EAST RUTHERFORD, N.J. -- The Giants began building for 2020 the moment they made the switch from Eli Manning to Daniel Jones at quarterback one month ago. They said all the right things about hoping to make a run for the playoffs, and that's not out of reach. But they know their real target for contention is now next year.
That makes the Oct. 29 trading deadline an interesting one for Giants GM Dave Gettleman. It's a chance to accumulate draft picks to continue the youth movement he began back in March if he decides to get rid of some veterans and their bloated contracts. Of course, right now they're only one game out of first place in the NFC East.
They also don't have a lot of valuable assets to sell.
"They had their firesale last year, so I don't know what they really have left," said one NFL source. "But they have a few guys that might be worth a call."
Really, other than young players they won't want to get rid of, they only have a few of those guys to possibly deal. Here's a look at what is a very, very thin, and only somewhat-tradeable group:
Cornerback Janoris Jenkins
He was thought to be on the block during last season's firesale, but the Giants obviously never traded him. His play can still be erratic at times and maybe he isn't the No. 1 cornerback he was when the Giants signed him. "But he's still good," one scout said. "And in this pass-happy league, everyone needs cornerbacks."

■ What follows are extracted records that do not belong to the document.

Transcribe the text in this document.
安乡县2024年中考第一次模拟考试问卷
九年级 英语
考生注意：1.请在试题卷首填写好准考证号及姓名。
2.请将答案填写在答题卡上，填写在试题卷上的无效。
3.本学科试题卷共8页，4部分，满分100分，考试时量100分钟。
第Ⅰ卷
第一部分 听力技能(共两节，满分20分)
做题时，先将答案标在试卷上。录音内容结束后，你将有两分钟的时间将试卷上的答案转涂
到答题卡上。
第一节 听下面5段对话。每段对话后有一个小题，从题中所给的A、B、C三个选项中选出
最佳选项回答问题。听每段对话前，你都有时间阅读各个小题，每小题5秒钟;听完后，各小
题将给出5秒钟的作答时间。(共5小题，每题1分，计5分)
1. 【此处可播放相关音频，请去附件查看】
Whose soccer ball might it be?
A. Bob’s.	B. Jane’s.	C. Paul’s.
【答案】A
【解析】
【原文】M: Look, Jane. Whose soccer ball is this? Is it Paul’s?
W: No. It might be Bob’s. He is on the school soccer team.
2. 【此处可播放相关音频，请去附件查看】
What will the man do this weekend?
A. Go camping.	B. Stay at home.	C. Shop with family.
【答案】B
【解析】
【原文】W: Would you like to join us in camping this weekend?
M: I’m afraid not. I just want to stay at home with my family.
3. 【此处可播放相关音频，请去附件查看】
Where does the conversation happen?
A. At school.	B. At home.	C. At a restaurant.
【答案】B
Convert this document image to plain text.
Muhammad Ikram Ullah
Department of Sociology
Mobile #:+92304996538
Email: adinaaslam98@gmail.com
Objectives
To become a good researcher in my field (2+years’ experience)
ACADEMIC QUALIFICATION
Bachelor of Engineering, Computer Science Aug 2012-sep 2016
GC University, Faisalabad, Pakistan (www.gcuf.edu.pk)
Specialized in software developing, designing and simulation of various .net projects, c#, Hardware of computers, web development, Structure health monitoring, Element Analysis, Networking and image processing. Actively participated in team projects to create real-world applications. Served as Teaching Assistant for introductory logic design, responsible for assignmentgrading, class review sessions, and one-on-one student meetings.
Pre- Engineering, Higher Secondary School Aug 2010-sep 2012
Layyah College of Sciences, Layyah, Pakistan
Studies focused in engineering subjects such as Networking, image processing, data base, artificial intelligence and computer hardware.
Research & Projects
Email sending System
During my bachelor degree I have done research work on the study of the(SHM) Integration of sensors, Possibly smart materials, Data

Of course, the Giants need them too and as long as they're in shouting distance of the playoff race they can't afford to get rid of him - at least not unless Sam Beal shows he's healthy and can play. If they decide to move on, though, getting a third-round pick in return doesn't seem crazy. He is due more than $11 million next year, but it's not guaranteed.
Linebacker Alec Ogletree
Given his recent hamstring injury and diminished play, he wouldn't bring a lot back on the open market unless it was from a contending team desperate for linebacking help and depth. But it's unclear if the Giants would even want to deal him. He has value to them as a leader of the defense. Also, they really have no inside linebackers who can replace him.
"He's not what he used to be, and the Giants overpaid to get him," one scout said. "There wouldn't be much value there."
Ogletree is due $10 million each of the next two years, but it's not guaranteed, so if someone need linebacking help, he'd be low-cost, low-risk.
Left tackle Nate Solder
He has a contract that would be very difficult for the Giants to unload, given the dead money it would create. As one scout said, "He's not that big-money player anymore."
"Then again," the scout added, "everyone needs offensive line help."
So do the Giants, of course, and it's not like they have a left tackle-in-waiting to replace him. Maybe they overpaid, but they've never regretted the four-year, $62 million deal they gave Solder - especially now that the line is playing well for the first time in years. They have a young quarterback to protect, and their hope is that this line - no matter how expensive - has another year or two in it together.
Gettleman finally has his "Hog Mollies". He's not going to dismantle that group now.
Quarterback Eli Manning
This is a moot point if Manning doesn't want to be traded, since he has a full no-trade clause in his contract. But if he wants out, and someone - perhaps the Kansas City Chiefs - is interested, the Giants would have to consider it. Acquiring Manning isn't expensive. The Giants would probably get some sort of conditional, mid- or late-round pick in return and Manning is only due whatever is left of his $11.5 million salary (unless he wants more as a condition of waiving his no-trade clause).
However, the Giants like having Manning around to tutor Jones. They also view him as insurance in case Jones falters or gets hurt and they're still within shouting distance of a playoff run. So they don't appear inclined to trade him.
Of course, if Manning decides he wants out, they surely will try.